Entsprechend verwundert hat mich ein SPIEGEL-Interview mit der Soziologin Christine Bergmann (vom Kriminologischen Forschungsinstitut Niedersachsen - kurz: KFN), die sagte:
„Tatsächlich berichten auch mehr Schüler als früher über Prügel daheim“ (DER SPIEGEL, Nr. 21 vom 18.05.2019, „Gefühlte Unsicherheit“, S. 13). Ich habe mir die entsprechende Studie angesehen, auf die sich Frau Bergmann ganz offensichtlich bezogen hat: Bergmann, M. C., Kliem, S., Krieg, Y. & Beckmann, L. (2019): Jugendliche in Niedersachsen. Ergebnisse des Niedersachsensurveys 2017. (KFN-Forschungsberichte No. 144). Hannover, KFN.
Tatsächlich wurde in dieser o.g.

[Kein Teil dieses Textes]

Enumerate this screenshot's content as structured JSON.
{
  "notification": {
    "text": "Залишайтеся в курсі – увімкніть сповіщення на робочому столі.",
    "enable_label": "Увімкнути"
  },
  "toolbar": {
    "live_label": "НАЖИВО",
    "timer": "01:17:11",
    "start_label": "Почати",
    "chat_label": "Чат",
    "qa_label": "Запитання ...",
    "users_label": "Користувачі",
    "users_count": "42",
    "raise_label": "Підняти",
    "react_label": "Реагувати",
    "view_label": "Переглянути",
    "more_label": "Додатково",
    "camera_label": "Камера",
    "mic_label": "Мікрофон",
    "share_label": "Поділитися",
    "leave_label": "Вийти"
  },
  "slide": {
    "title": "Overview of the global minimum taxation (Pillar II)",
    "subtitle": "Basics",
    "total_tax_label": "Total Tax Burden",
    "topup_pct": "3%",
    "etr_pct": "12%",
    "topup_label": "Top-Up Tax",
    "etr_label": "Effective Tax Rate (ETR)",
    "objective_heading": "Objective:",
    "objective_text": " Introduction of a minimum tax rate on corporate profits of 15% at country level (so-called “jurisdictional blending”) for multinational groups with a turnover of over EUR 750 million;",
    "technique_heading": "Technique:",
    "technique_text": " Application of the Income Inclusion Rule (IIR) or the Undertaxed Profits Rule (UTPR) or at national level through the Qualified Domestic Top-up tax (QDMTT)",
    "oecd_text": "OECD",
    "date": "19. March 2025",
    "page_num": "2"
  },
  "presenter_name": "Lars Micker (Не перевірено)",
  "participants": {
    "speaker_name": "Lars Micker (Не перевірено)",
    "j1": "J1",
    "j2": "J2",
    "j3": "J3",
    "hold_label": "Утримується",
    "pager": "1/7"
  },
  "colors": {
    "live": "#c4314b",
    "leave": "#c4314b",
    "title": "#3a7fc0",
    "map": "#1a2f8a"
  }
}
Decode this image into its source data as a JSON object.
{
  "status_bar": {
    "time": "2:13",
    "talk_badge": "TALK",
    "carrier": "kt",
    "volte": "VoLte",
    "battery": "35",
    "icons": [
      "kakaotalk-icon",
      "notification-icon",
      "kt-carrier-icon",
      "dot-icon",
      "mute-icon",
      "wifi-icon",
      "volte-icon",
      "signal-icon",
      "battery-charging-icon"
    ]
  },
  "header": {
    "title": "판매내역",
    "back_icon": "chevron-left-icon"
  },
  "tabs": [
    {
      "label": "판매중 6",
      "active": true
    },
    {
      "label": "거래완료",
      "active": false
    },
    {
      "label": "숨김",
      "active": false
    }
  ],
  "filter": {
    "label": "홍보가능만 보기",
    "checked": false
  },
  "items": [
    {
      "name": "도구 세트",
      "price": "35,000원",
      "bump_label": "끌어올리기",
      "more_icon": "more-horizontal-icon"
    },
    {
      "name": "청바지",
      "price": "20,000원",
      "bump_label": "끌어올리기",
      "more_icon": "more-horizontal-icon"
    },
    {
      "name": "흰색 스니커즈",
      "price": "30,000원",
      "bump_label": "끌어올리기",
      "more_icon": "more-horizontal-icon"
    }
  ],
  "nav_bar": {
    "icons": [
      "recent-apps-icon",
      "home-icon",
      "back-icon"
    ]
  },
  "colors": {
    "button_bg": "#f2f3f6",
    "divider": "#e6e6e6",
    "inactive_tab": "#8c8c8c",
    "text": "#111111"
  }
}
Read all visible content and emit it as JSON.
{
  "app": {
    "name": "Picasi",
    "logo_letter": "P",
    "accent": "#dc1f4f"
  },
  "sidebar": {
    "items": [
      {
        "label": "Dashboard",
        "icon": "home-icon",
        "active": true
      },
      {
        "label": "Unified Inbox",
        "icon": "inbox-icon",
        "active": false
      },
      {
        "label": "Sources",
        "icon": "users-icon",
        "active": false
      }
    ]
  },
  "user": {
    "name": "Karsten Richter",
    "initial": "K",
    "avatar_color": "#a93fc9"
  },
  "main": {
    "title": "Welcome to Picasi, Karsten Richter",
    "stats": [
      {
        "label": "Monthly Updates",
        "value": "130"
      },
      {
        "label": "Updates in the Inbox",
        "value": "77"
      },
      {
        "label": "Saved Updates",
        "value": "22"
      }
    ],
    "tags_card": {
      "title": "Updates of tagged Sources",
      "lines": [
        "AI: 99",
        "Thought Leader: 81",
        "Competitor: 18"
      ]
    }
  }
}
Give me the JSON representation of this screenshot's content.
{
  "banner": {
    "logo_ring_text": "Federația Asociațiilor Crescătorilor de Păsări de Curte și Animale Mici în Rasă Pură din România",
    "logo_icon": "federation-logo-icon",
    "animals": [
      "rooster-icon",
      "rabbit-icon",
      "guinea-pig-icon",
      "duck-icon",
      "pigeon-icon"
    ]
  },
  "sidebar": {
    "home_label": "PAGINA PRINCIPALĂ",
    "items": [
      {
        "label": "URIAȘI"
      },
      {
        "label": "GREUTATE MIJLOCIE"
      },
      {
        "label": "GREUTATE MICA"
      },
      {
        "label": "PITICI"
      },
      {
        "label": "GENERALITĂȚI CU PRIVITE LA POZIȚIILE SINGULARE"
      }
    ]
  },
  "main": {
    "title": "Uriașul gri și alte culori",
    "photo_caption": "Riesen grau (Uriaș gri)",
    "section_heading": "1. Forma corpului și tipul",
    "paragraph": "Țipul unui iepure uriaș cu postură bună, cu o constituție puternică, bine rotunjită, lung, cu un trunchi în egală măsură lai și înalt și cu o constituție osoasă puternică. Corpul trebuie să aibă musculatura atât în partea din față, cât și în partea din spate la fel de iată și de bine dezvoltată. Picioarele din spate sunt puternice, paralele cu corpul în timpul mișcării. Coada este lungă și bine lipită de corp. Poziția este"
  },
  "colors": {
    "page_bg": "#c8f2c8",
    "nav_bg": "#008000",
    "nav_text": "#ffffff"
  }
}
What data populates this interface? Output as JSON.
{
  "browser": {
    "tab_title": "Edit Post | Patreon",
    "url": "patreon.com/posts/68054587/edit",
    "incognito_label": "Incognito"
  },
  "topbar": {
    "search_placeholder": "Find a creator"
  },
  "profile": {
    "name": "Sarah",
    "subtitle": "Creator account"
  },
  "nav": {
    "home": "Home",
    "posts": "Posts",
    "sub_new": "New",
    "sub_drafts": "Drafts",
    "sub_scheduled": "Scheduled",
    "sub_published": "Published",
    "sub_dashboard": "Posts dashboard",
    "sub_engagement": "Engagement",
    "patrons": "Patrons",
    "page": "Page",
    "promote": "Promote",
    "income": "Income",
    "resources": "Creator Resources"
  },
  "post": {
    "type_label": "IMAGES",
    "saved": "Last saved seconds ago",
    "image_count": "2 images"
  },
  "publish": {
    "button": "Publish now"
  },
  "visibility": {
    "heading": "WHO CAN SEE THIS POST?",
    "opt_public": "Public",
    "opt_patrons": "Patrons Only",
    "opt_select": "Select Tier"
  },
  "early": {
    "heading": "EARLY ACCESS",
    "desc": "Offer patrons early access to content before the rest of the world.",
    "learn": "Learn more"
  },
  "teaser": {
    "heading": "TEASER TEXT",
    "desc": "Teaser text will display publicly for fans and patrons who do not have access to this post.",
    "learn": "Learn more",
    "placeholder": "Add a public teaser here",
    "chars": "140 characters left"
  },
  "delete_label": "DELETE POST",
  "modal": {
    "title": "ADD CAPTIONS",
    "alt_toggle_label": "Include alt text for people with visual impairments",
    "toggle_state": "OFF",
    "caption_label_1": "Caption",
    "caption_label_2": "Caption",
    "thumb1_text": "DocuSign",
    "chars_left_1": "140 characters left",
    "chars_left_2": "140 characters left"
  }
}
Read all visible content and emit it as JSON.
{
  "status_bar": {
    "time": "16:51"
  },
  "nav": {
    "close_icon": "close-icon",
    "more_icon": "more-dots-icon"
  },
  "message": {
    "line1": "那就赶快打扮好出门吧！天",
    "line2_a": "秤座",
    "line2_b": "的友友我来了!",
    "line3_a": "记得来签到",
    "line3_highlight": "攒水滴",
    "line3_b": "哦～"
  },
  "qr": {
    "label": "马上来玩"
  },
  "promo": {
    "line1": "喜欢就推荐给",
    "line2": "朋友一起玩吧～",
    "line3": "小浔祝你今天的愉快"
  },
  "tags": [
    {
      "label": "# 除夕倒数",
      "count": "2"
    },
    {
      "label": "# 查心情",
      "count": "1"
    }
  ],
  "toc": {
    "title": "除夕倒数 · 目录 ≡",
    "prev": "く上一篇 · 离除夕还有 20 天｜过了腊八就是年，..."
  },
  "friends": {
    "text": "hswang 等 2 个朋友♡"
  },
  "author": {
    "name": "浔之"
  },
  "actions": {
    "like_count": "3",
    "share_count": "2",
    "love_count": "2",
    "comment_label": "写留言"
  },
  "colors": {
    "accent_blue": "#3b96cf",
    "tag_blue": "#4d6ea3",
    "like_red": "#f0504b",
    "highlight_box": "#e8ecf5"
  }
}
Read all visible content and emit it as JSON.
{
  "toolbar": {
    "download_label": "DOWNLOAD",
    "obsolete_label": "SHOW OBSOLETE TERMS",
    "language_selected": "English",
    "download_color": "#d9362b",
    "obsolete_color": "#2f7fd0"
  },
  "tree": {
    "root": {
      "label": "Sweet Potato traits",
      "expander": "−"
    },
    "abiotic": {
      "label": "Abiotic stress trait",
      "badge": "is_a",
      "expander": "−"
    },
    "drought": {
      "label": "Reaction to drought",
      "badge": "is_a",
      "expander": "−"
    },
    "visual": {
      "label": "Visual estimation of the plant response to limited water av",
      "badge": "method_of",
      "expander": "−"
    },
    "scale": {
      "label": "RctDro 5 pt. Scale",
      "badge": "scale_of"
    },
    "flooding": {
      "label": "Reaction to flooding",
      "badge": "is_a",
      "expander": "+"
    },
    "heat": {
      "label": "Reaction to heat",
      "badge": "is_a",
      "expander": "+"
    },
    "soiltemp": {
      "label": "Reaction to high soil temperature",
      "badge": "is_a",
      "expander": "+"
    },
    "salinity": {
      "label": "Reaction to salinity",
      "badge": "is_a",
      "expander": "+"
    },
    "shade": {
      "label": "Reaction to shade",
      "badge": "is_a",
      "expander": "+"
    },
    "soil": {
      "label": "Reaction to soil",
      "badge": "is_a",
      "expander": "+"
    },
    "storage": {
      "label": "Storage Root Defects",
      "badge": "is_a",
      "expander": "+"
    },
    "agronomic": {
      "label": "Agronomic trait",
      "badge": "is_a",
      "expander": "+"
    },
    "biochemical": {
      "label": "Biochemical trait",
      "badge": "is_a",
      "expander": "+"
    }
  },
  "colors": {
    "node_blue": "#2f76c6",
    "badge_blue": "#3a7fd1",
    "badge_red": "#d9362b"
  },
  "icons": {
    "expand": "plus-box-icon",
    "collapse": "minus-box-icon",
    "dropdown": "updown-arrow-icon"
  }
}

Befragung von fast 9.000 niedersächsischen Schülern und Schülerinnen im Jahr 2017 festgestellt, dass es eine signifikante Zunahme körperlicher (sowohl schwerer als auch leichter) Elterngewalt gab (im Vergleich zu den Voruntersuchungen aus den Jahren 2013 und 2015). Zwischen 2013 und 2015 wurde dagegen noch eine leichte Abnahme der Gewalt festgestellt (was dem allgemeinen Trend entsprach).
Mindestens einmal erlebte, schwere körperliche Elterngewalt vor dem 12. Lebensjahr stieg z.B. von 11,8 % (Befragung 2015) auf 14,8 % (Befragung 2017) (Bergmann et al. 2019, S. 126). Ebenfalls stieg der Anteil der Schüler, die berichteten, innerhalb der letzten 12 Monate mind. einmal schwere Elterngewalt erlitten zu haben von 4,4 % im Jahr 2015 auf 5,9% im Jahr 2017. Gewisse Schwankungen sind in Befragungen normal und zufällig, aber hier wurde ja eine signifikante Zunahme festgestellt. (Nebenbei bemerkt zeigen diese Zahlen, dass in Niedersachsen mehr schwere Gewalt ausgeübt wird, als im Bundesdurchschnitt, zumindest zeigt dies ein Datenvergleich bezogen auf die Studie von Hellmann (2014) und dabei der Blick auf die jüngste Altersgruppe)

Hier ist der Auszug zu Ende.